Résister grâce au périssable
L’aventure se poursuit sur les cimaises avec un mur qui pèle. Mais cette fois, point de purée de carottes menacée par des moisissures, mais une couche de colorant rose poudré qui se craquelle, comme une subtile allusion à l’univers des produits de beauté et au vieillissement de la peau. Le temps est une composante essentielle dans l’œuvre de l’artiste. Une composante qui lui permet de résister à la fétichisation actuelle des objets. Ses œuvres sont des processus qui incluent les imprévus et se refusent à la réitération. Pour autant, Blazy ne renonce pas à une certaine forme de séduction et d’émerveillement visuels, comme avec ce mur qui boit et se transforme progressivement en paysage abstrait grâce à l’absorption de colorants alimentaires.

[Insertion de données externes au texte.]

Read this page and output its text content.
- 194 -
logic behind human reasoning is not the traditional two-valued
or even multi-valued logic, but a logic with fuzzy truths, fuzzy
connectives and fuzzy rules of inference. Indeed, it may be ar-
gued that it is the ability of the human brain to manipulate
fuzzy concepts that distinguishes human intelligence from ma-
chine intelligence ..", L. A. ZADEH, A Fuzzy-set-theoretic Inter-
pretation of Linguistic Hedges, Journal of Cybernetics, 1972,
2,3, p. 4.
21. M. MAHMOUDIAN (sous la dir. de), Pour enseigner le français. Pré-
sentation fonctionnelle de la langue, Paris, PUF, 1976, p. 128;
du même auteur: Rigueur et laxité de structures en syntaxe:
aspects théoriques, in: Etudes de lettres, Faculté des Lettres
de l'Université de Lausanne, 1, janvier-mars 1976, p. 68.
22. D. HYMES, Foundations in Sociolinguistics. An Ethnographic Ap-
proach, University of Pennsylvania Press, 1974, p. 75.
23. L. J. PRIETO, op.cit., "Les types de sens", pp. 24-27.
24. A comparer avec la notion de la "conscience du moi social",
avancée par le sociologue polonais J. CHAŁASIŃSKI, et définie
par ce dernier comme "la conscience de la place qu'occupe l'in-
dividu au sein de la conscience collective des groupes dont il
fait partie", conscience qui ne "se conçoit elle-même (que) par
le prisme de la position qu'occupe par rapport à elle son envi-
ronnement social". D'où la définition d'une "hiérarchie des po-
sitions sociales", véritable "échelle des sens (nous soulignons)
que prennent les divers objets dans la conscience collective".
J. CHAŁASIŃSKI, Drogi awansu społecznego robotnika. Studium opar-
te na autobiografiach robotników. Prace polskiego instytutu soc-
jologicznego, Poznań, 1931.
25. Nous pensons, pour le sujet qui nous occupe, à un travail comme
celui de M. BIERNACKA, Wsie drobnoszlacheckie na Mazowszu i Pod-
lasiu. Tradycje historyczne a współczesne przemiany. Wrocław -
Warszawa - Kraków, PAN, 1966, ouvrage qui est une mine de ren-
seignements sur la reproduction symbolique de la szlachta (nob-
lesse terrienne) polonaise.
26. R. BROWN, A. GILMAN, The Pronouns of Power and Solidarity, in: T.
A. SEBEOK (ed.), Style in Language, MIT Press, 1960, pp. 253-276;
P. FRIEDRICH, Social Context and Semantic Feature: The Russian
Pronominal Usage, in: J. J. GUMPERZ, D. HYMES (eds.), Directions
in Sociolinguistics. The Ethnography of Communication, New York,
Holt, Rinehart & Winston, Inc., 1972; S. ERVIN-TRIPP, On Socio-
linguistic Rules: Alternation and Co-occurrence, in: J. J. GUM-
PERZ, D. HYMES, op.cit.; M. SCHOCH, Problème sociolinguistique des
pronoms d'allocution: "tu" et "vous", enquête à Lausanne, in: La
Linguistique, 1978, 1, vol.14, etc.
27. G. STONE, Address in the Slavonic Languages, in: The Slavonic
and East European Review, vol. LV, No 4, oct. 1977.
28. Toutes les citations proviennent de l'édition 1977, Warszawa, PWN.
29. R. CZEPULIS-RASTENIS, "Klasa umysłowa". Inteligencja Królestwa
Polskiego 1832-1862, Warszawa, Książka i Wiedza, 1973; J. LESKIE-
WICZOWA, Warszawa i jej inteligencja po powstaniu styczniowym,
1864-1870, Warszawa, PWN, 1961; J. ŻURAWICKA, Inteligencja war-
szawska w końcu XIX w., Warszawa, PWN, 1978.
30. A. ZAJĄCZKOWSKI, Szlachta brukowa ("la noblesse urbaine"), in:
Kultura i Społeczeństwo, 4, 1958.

Profitant de la sortie d’une monographie sous la direction du Frac Île-de-France (Manuella Éditions) qui retrace son œuvre depuis ses débuts, il a également décidé de réactiver des pièces des années 1990 à côté de ses nouvelles productions. « J’avais envie de montrer des œuvres anciennes qui n’ont pas été trop vues et dont je me sens encore très proche », précise-t-il. L’occasion pour le visiteur de constater la cohérence de son travail, mais aussi la permanence du dialogue qu’il entretient avec la sculpture, la peinture et l’histoire de l’art. Un grand cube en aluminium doré qui menace de s’effondrer au moindre souffle prolonge les interrogations du mouvement Antiforme. Des dessins au feutre et à l’eau de javel revisitent l’abstraction picturale…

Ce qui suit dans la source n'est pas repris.